A quick look back on the Sony PlayStation’s 20th Anniversary
Inspired by my colleague’s video of his thoughts on the Sony PlayStation‘s 20th anniversary, I thought I would share my own remembrances. The original PlayStation console was released on December 3, 1994, in Japan, and in the US on September 9, 1995. While it was on the latter date that I got a PlayStation of my own, it’s obviously the earlier date that we’re celebrating the anniversary for this month. In fact, Sony and other companies have been getting in on the festivities, with cool original PlayStation-themed PlayStation 4‘s (currently leading the next generation pack), and free games.
While you can read about the history of the PlayStation and my full thoughts on the now legendary system in Chapter 3.2 of Vintage Game Consoles (and of course 19 of the other greatest consoles, handheld, and computer game playing platforms of all time), I’ll summarize here. After selling off a good-sized portion of my Sega Genesis and Super Nintendo collections for credit, I went to my local Electronics Boutique (which I worked at for a time in college) and stood in line on the launch day to get my unit. Up until the US launch of the Sega Dreamcast about four years later, console launches weren’t really a big deal, although there was a respectable line, which was still a bit unusual, particularly since this was Sony’s first foray into consoles after an at-best mediocre attempt developing third party console games. In any case, that line was definitely a sign of things to come.
At the time, I only literally had enough money for the unit itself and no additional games, but luckily the launch units came with two discs. While Sony bucked convention by omitting a pack-in game – which has sadly become the norm – the primary sample disc, dubbed PlayStation Picks, was actually packed full of game demos, which included titles like the striking, if shallow, 3D fighter, Battle Arena Toshinden. It was of course Sony’s gamble on creating a 3D-centric (actually, polygon-centric) console that made the PlayStation seem so fresh and exciting–a literal technological dividing line between the old and new way of doing things had been crossed. In fact, unlike its competitors, Sony was all in on this relatively new mainstream technology, with few compromises, and backed it up with a reasonably speedy CD-ROM drive, something even the PlayStation’s later 3D-centric rival, the Nintendo 64, would omit to its own detriment.
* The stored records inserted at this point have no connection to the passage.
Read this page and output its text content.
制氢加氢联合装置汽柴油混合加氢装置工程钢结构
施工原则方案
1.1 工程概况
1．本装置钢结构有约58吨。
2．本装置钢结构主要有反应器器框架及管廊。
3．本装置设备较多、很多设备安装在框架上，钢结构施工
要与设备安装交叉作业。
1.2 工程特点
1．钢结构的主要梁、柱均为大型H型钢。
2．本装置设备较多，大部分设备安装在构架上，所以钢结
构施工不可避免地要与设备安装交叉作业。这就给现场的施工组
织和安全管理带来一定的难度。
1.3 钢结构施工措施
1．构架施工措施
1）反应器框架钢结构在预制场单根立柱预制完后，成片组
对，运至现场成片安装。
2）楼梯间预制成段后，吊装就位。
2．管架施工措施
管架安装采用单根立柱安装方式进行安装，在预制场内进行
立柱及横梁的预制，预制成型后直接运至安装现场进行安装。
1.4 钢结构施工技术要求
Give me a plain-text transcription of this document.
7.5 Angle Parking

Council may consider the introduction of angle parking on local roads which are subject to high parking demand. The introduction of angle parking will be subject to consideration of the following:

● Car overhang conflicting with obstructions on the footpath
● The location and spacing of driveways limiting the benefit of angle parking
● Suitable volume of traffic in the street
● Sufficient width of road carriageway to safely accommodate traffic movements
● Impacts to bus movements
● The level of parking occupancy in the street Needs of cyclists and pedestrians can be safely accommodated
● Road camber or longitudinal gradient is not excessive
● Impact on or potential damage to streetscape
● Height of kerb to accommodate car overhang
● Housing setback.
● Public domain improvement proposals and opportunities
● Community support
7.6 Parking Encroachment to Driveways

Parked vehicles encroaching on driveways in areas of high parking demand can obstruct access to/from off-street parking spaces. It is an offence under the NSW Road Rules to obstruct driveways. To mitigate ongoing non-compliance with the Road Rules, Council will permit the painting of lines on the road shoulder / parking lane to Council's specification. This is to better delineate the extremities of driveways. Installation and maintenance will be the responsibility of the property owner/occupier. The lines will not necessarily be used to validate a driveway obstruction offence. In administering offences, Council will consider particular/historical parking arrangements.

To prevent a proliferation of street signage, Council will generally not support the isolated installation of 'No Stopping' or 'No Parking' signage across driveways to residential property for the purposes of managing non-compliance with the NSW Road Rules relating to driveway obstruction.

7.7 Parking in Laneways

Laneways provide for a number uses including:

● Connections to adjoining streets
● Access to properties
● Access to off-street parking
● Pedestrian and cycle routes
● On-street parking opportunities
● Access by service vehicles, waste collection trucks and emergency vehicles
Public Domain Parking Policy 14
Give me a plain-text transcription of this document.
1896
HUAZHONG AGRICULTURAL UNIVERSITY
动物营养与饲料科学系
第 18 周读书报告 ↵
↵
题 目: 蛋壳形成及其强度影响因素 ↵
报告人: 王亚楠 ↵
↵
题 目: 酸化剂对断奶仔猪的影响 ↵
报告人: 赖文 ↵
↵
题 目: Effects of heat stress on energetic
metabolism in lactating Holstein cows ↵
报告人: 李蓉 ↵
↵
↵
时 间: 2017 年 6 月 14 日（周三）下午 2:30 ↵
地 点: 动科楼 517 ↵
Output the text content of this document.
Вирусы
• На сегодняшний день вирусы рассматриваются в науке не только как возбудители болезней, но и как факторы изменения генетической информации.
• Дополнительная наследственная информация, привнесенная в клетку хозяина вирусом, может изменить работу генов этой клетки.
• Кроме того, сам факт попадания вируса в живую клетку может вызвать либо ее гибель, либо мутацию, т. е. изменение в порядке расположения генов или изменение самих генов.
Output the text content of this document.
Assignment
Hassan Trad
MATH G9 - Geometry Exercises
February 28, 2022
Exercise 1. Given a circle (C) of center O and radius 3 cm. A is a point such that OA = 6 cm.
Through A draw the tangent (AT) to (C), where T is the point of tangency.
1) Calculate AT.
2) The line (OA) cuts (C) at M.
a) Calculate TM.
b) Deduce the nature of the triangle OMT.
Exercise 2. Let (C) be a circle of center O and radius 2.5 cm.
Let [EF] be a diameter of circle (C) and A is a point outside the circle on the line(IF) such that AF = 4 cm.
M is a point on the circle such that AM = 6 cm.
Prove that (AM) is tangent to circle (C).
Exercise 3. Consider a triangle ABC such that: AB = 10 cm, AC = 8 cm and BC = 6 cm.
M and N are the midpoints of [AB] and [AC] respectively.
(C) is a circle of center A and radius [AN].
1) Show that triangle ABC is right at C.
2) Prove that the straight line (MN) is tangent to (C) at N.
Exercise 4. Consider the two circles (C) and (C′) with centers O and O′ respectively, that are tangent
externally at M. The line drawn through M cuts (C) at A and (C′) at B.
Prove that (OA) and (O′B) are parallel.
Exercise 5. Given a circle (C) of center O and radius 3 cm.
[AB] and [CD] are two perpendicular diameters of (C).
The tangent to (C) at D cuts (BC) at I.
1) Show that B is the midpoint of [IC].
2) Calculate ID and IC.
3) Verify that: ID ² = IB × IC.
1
The other disc was the PlayStation Developer’s Demo, which only a few retailers carried. Luckily, mine did. On it were bite-sized technical demos showing high polygon count interactive 3D models and high resolution video clips. Again, the PlayStation was a technical marvel for the time, and Sony made sure you knew it. Of course, a console is nothing without games, and Sony made sure that the US launch featured a huge launch library, making the earlier, clumsy Sega Saturn launch with just a few buggy titles seem like amateur hour (the Saturn never did recover momentum). Sony truly executed like an old master and both first and third party game support never stopped, with well over 2,400 titles in its library across all regions by the time of the last official game release in Japan in 2006, about a dozen years later.
In any case, I played the heck out of both demo discs and slowly built up my PlayStation library over time. While I did end up selling some titles to fund new acquisitions, I got most of the classics back over the years. Just like the Nintendo Entertainment System created life-long Nintendo fans, Sony’s first console created life-long PlayStation fans. While as a collector, I’m a fan of just about everything, I definitely have a soft spot for the PlayStation and how it ushered in the first major technological transition since the release of the first programmable videogame consoles and cartridges back in 1976. For that alone, it will always have an important place in videogame history.